Thomas Misch von den Freien Wählern sieht den Kampf gegen die Altersarmut als einen Schwerpunkt. Er will sich zudem für eine Verbesserung des Bildungssystems einsetzen: „Keine Schulschließungen mehr und kein G 8. Kinder müssen neben dem Lernen auch noch Zeit für andere Dinge haben.“ Er sprach sich gegen die Schließung kleiner Polizeistationen aus und gegen einen Nordstaat. „Gerade in Zeiten der Globalisierung wollen die Menschen ein Stück Geborgenheit behalten.“

Zwölf LN-Leser wollten viel wissen

Die Teilnehmer des Politik- Hoppings der LN – acht Männer und vier Frauen, alle am politischen Geschehen interessiert, stellten den Kandidaten ihre Fragen. Sie sind zwischen 32 und 77 Jahre alt, kommen aus den Gemeinden Timmendorfer Strand, Ratekau, Süsel, Scharbeutz und Eutin. Einige sind bereits im Ruhestand, andere arbeiten als Krankenschwester, Lehrer, Polizeibeamter, Schulrektor oder in kaufmännischen Berufen.

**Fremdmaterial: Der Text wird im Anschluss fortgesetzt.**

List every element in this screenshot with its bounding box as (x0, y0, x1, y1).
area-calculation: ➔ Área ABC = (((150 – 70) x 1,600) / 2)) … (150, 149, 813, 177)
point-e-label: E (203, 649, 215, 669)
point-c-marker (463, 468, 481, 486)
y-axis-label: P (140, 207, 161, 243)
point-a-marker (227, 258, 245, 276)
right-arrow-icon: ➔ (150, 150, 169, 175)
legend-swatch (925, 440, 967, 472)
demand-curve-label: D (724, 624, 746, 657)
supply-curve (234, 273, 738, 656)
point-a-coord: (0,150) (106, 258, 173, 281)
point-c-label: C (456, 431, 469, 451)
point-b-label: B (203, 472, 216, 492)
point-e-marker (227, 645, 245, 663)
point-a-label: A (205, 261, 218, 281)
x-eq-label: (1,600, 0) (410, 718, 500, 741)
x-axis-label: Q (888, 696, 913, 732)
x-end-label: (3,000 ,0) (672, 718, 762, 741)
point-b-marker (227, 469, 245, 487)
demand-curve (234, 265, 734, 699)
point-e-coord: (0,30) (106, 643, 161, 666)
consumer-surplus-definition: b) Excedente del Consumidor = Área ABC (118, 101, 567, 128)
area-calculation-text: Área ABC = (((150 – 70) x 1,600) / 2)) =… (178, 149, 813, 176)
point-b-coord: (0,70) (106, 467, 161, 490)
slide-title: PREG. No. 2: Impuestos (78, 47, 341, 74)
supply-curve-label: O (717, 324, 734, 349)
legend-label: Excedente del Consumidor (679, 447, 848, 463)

Kandidaten stellen sich vor

Zum Politik-Hopping im Eutiner Brauhaus begrüßte LN-Ressortleiterin Martina Janke-Hansen (3. v. r.) neben Thomas Misch (links, Freie Wähler), die Direktkandidaten der im schleswig-holsteinischen Landtag vertretenen Parteien für die Wahlkreise 16 (Plön-Ostholstein) und 18 (Ostholstein-Süd). Es diskutierten Sandra Redmann (2. v. l., SPD), Hartmut Hamerich (CDU), Martin Drees (Bündnis 90/Die Grünen), Jörg Hansen (FDP), Regina Poersch (SPD) und Tim Brockmann (CDU).